Discussion Questions

Second Life

1. How would you describe Julia’s personality at the beginning of the novel? What are the central concerns in her life?

2. What themes are introduced in the very first scene, at the photography exhibition? What role does Julia’s celebrated photo of Marcus play? How does it set up the rest of the story?

3. Having removed herself from the famous photograph, Julia admits that she “used…art to lie.” What does she mean? How does this reflect Picasso’s statement that “art is a lie that makes us realize truth”?

4. As a young photographer, Julia “didn’t consider a life lived unless it was also documented.” What’s drives this need for documentation? What are the benefits and the dangers of many ways modern technology allows us to document our own experiences so extensively?

5. What kinds of addiction exist in the novel? Are some addictions worse than others?

6. Does passionate love or desire count as an addiction? Have you ever experienced a romantic feeling of “addiction” with someone?

7. How do different characters --- Julia, Connor, Hugh --- process of Kate’s death? In what ways do they embody the Five Stages of Grief (Denial, Anger, Bargaining, Depression, Acceptance)? What elements seem essential to a healthy struggle with grief or loss?

8. Julia says her relationship to her husband Hugh “went from being friends straight to being companions,” skipping all but a “muted” physical passion. How might this have affected her behavior with Lukas? Do you think physical desire is an essential part of a healthy, happy relationship?

9. What are the pros and cons of online chat or dating sites? How has modern technology made such interactions more or less intimate?

10. To what extent is online social interaction about fantasy?

11. Throughout most of her interaction with Lukas, Julia finds herself full of “anxiety, but also excitement.” What’s the relationship between these two feelings?

12. Julia’s fantasy life reveals an attraction to danger and even physical harm. What might be the source of such desire? In what ways is Lukas’ attempt to act out Julia’s fantasies healthy or harmful?

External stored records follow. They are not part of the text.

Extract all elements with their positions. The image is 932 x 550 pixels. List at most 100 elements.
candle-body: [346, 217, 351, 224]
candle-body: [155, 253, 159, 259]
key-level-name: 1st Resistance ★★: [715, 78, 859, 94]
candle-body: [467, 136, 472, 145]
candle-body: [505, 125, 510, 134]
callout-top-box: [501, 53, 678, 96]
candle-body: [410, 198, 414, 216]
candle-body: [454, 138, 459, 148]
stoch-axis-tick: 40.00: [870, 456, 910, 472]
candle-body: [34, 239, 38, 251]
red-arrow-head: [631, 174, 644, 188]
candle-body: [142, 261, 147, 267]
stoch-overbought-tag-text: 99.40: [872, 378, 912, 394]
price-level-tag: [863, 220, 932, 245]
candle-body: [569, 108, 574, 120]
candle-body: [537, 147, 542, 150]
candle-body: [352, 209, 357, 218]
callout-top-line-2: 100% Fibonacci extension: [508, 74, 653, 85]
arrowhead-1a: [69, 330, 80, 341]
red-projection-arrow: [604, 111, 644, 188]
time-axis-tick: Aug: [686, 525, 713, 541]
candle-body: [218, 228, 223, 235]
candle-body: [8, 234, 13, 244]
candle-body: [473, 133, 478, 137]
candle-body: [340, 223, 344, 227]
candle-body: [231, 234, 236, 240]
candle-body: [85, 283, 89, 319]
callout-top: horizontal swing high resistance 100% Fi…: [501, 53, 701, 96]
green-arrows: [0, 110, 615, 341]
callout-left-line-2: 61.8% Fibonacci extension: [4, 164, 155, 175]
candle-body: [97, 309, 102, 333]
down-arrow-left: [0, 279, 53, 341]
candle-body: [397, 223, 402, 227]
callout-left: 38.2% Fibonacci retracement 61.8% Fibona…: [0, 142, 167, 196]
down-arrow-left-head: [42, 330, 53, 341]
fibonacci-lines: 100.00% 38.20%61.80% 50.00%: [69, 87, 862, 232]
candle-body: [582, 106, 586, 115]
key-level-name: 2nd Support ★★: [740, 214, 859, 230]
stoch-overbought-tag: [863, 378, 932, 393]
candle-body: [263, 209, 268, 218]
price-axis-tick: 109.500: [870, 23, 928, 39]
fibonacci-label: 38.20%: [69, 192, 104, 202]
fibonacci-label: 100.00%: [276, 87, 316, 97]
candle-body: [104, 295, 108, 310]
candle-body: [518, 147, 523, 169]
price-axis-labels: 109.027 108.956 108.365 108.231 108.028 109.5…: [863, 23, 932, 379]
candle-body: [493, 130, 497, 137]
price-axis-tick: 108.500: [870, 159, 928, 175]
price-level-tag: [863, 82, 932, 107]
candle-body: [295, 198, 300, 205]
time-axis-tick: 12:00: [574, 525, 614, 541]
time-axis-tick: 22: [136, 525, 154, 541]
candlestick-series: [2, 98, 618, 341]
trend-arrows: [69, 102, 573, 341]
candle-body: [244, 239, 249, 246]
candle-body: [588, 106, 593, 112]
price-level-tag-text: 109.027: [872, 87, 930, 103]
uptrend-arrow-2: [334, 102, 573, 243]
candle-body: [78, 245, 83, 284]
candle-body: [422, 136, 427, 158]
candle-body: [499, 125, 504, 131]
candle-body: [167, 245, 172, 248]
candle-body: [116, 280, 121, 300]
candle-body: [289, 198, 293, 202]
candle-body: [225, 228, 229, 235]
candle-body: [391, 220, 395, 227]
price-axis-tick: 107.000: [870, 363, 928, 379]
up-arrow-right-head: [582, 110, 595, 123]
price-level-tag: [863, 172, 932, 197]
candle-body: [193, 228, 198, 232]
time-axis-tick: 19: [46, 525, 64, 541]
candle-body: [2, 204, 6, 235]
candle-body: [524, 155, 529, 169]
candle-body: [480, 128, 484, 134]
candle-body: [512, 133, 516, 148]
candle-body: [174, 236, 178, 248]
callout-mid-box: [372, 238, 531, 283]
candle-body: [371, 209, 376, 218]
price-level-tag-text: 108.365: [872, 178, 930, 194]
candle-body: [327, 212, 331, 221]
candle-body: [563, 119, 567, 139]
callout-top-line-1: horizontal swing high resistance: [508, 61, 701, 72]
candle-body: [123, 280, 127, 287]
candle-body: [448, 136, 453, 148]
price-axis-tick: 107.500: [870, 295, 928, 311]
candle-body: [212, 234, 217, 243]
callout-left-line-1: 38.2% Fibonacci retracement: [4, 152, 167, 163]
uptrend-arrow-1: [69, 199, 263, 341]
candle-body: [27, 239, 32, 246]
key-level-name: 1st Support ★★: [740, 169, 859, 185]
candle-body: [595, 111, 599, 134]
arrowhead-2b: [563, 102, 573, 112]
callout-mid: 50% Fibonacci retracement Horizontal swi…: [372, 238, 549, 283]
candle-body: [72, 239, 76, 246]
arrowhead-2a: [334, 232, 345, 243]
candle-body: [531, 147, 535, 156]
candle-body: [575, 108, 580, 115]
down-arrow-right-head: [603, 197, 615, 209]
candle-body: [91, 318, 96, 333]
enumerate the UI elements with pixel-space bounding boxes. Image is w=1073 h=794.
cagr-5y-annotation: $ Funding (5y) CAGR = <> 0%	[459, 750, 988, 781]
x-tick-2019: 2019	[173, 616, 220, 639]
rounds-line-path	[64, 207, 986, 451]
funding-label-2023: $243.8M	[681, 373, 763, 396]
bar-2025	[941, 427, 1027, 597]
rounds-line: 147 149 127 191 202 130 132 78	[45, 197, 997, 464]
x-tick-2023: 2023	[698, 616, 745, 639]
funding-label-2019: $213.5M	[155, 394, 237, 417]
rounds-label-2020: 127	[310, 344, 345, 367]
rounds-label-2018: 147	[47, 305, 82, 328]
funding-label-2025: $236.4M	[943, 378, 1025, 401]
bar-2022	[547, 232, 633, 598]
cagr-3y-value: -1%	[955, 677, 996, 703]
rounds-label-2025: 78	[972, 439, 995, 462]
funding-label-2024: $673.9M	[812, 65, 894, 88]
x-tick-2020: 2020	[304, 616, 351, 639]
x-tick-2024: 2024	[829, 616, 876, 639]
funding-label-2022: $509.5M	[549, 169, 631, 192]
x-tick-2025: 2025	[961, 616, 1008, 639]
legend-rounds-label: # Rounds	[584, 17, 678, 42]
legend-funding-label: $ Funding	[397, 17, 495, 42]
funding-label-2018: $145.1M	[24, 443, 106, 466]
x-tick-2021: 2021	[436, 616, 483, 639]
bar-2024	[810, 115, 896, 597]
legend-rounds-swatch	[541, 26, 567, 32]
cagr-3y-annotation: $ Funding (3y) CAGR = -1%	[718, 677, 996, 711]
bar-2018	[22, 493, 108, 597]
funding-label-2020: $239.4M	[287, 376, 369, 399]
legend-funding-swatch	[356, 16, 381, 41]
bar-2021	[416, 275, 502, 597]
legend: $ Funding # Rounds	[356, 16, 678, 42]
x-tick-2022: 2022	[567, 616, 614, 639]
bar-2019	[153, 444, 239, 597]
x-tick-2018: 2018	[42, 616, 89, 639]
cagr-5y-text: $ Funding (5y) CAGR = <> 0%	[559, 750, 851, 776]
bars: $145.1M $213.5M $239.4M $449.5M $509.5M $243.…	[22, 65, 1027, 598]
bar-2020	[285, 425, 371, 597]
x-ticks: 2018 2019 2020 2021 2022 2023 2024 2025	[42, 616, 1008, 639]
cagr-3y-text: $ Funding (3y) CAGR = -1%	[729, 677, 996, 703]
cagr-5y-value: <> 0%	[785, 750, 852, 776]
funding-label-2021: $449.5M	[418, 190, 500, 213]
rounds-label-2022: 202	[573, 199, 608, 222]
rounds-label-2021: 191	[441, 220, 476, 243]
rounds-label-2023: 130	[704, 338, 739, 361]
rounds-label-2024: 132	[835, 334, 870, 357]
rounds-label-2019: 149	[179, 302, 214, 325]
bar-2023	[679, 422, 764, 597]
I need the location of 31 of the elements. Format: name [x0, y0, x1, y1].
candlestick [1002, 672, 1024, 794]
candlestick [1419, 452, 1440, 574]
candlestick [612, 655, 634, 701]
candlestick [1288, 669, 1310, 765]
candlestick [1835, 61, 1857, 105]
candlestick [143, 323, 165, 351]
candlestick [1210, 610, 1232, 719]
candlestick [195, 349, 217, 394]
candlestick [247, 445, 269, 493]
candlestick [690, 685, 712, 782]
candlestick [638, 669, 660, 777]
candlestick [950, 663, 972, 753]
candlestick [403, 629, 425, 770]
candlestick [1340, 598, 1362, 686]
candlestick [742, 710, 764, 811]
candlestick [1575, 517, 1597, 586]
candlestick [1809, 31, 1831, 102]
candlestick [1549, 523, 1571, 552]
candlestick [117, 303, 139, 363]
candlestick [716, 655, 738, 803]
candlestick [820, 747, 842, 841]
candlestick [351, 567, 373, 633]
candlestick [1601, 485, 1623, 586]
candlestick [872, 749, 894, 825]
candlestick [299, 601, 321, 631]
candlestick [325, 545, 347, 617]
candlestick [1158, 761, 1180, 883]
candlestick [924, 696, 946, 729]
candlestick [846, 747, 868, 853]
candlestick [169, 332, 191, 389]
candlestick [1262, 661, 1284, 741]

13. Julia struggles with what she calls “an inrush of banality” caused by her domestic life as a wife and mother. What about her life or personality makes it difficult for her to enjoy these roles?

14. Like the figure outside Julia’s bedroom window, much of her life is “there, yet not there.” What are some of her tenuous experiences or relationships? How has the Internet altered the extent of it?

15. Julia admits to being pulled toward Lukas by “the sense that something will happen.” How important and powerful is the idea of possibility? How does the electronic world of the internet and text and email fuel it?

16. In her desperate search for Connor, Julia suddenly realizes “that we’re wearing masks, all of us, all the time.” What does she mean?